With this in mind, what you can do is take a page from least squares and calculate how far from your scheduled $1$ $\text{km}$ your jogs are, on average. In symbols, we'll be looking at

$$\epsilon=\sqrt{\frac{1}{N}\sum_{i=1}^N\,{\left(x_i-1\right)}^2}.$$

Grouping the $x_i$ by their values $v$, it turns out that

$$\epsilon=\sqrt{\sum_v^{}\,p_v\cdot {(v-1)}^2}.$$

Looks familiar, huh? It's like the calculation for $\sigma$, except here we're forcing $\mu=1$ (our scheduled value).
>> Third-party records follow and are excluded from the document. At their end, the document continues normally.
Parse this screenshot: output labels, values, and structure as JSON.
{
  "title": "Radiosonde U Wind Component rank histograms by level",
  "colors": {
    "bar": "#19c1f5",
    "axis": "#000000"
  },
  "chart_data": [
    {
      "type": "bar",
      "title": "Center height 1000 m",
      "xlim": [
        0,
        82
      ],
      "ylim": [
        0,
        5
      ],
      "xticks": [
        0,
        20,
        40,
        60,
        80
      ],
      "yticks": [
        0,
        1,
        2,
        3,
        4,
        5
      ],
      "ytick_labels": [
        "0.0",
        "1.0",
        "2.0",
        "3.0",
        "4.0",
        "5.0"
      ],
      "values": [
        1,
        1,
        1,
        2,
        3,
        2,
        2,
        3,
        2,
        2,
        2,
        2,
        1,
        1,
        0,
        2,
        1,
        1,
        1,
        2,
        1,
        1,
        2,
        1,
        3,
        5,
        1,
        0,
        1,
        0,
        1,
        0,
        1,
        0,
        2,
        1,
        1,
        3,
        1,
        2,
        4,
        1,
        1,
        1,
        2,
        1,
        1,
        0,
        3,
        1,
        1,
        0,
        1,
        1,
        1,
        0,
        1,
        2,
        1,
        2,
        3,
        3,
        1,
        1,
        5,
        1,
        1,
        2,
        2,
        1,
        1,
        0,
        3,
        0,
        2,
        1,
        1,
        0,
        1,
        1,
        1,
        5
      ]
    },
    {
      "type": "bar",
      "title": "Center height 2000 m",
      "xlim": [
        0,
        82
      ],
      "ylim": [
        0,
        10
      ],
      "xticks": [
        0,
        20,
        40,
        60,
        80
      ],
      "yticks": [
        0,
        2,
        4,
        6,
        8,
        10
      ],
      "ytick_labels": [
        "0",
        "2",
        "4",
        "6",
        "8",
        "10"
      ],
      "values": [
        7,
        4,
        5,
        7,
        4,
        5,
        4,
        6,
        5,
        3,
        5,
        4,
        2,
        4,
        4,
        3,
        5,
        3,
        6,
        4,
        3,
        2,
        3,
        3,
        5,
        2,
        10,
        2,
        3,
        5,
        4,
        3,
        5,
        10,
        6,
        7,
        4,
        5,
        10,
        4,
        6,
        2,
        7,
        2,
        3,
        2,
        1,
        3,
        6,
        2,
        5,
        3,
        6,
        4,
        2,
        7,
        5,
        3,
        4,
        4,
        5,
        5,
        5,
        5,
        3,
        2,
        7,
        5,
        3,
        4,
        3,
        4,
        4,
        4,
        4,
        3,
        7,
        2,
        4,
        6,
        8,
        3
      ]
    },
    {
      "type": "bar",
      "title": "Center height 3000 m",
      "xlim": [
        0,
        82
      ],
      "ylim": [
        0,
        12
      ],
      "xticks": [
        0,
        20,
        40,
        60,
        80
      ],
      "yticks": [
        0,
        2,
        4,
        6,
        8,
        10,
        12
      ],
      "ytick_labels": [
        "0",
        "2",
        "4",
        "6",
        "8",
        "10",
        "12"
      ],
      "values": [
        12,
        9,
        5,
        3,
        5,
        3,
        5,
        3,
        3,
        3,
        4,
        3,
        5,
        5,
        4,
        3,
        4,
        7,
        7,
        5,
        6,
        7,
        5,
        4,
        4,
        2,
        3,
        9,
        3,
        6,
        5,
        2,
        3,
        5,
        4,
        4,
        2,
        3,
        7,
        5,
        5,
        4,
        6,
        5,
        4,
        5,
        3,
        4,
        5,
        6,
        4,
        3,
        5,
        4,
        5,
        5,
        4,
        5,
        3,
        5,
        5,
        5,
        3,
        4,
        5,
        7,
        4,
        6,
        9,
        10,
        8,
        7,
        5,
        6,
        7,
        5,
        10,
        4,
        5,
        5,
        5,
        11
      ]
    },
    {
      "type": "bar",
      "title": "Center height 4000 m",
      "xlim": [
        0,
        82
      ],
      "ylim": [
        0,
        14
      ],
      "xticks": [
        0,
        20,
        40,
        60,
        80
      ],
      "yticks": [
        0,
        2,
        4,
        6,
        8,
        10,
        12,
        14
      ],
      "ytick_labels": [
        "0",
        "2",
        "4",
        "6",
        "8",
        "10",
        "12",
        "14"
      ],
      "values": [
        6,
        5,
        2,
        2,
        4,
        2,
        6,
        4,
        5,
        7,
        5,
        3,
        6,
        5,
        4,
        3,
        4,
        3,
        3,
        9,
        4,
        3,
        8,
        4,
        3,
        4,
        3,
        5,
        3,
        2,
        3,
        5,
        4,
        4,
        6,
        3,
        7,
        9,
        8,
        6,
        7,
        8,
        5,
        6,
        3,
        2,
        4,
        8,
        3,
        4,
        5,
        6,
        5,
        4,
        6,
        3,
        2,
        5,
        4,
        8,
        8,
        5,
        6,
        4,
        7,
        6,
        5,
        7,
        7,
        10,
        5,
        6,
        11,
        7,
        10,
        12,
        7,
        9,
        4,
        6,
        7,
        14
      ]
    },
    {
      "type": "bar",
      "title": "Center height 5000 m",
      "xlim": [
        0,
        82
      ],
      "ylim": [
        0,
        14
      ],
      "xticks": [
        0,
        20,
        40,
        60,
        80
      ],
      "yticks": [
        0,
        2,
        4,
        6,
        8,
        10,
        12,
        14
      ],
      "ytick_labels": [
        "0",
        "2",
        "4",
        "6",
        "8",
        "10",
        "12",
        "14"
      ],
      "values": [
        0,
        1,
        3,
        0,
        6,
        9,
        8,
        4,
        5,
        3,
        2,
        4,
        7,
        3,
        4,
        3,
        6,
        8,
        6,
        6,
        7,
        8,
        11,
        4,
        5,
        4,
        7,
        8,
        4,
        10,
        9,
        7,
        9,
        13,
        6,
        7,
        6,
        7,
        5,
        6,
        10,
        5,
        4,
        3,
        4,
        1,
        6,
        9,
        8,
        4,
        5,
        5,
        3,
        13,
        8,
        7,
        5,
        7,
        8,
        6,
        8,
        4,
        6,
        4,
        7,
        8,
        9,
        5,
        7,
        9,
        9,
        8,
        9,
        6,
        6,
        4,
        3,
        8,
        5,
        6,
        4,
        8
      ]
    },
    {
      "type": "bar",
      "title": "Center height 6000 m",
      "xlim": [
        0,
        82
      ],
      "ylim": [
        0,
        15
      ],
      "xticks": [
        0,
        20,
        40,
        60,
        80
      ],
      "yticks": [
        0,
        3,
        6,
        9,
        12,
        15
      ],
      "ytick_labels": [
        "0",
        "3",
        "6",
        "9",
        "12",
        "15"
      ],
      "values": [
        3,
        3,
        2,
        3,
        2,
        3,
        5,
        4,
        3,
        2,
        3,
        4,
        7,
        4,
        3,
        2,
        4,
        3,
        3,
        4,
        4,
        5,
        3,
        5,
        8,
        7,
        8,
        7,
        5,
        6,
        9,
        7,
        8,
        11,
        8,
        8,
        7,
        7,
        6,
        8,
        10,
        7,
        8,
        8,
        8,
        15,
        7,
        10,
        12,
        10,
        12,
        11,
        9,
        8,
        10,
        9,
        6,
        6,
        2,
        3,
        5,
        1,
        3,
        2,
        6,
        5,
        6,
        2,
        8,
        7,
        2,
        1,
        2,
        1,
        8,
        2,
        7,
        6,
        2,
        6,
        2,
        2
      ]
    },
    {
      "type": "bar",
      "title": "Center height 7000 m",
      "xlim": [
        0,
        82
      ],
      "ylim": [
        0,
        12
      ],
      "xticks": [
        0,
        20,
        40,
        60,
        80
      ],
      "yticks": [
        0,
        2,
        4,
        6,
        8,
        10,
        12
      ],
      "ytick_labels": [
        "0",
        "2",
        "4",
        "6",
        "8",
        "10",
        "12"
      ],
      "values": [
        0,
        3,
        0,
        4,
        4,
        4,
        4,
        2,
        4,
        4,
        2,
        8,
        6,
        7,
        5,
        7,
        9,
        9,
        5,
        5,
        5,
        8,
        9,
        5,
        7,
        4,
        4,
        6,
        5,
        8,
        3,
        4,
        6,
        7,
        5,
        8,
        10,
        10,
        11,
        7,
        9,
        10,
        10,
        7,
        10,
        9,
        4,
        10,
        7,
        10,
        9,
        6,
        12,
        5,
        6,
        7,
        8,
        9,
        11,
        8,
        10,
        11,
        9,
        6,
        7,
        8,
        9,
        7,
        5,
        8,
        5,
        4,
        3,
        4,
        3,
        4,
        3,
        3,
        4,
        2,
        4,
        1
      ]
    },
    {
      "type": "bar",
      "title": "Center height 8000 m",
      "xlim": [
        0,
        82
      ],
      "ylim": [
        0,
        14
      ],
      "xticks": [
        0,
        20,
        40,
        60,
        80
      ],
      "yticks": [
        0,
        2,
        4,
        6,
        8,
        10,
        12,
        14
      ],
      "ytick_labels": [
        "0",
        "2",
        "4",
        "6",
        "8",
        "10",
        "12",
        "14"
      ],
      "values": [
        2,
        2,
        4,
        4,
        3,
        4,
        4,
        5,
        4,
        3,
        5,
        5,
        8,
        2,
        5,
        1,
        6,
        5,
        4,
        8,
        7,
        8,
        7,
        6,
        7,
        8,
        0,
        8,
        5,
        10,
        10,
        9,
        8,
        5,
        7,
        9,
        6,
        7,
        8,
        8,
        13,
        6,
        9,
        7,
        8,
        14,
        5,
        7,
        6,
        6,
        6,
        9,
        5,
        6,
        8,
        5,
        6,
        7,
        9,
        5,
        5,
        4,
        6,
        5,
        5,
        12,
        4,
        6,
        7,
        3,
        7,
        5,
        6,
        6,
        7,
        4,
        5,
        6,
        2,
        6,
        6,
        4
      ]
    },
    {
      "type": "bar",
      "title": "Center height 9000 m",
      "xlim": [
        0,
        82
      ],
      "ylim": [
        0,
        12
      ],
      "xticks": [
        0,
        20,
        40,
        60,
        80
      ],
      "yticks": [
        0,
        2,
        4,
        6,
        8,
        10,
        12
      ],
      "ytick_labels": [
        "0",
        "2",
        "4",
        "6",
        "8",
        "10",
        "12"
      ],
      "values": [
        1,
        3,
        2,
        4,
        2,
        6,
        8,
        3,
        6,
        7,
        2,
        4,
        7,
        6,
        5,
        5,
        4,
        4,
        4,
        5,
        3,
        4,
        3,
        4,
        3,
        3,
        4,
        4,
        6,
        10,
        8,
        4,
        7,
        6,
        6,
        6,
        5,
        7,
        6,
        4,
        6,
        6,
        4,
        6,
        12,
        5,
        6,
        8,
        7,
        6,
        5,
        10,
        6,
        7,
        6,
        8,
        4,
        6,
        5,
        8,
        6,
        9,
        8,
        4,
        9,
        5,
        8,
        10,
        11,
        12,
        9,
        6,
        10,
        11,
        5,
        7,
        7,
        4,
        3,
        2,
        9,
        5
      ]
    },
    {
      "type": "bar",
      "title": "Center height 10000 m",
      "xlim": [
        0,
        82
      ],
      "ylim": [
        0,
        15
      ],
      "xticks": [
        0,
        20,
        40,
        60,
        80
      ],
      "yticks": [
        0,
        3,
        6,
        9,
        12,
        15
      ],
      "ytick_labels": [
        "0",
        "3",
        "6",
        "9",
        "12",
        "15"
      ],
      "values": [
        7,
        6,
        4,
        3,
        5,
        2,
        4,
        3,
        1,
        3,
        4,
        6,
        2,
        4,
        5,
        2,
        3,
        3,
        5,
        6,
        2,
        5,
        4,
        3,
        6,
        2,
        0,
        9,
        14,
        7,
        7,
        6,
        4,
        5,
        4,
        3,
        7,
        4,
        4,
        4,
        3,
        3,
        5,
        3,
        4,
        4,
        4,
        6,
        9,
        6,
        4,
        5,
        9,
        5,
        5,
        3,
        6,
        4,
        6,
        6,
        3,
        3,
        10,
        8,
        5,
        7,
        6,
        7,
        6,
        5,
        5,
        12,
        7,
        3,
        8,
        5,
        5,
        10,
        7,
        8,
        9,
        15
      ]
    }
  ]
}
Using the numbers for our previous example, we'd get

\begin{align} \epsilon &=\sqrt{ \frac{9}{61}\cdot{\left(0-1\right)}^2+ \frac{38}{61}\cdot{\left(1-1\right)}^2+ \frac{9}{61}\cdot{\left(2-1\right)}^2+ \frac{5}{61}\cdot{\left(3-1\right)}^2}\\ &=\sqrt{ \frac{9\cdot 1}{61}+ \frac{38\cdot 0}{61}+ \frac{9\cdot 1}{61}+ \frac{5\cdot 4}{61}}\\ &=\sqrt{ \frac{38}{61}} \simeq 0.789 \end{align}

Now, $\epsilon$ measures how closely you follow your schedule in the following sense: the closer your values $v$ are to your intended schedule value $($ $1$ in this case$)$, the smaller the standard deviation $\sigma$. If you had run $1$ $\text{km}$ every day, you'd still get $\epsilon=0$.

Moreover, we don't run into the same problems as we did with $\sigma$ before. If you had run $n$ $\text{km}$ every day, then you'd have $\epsilon=|n-1|$ -- you can't get better than this for these cases!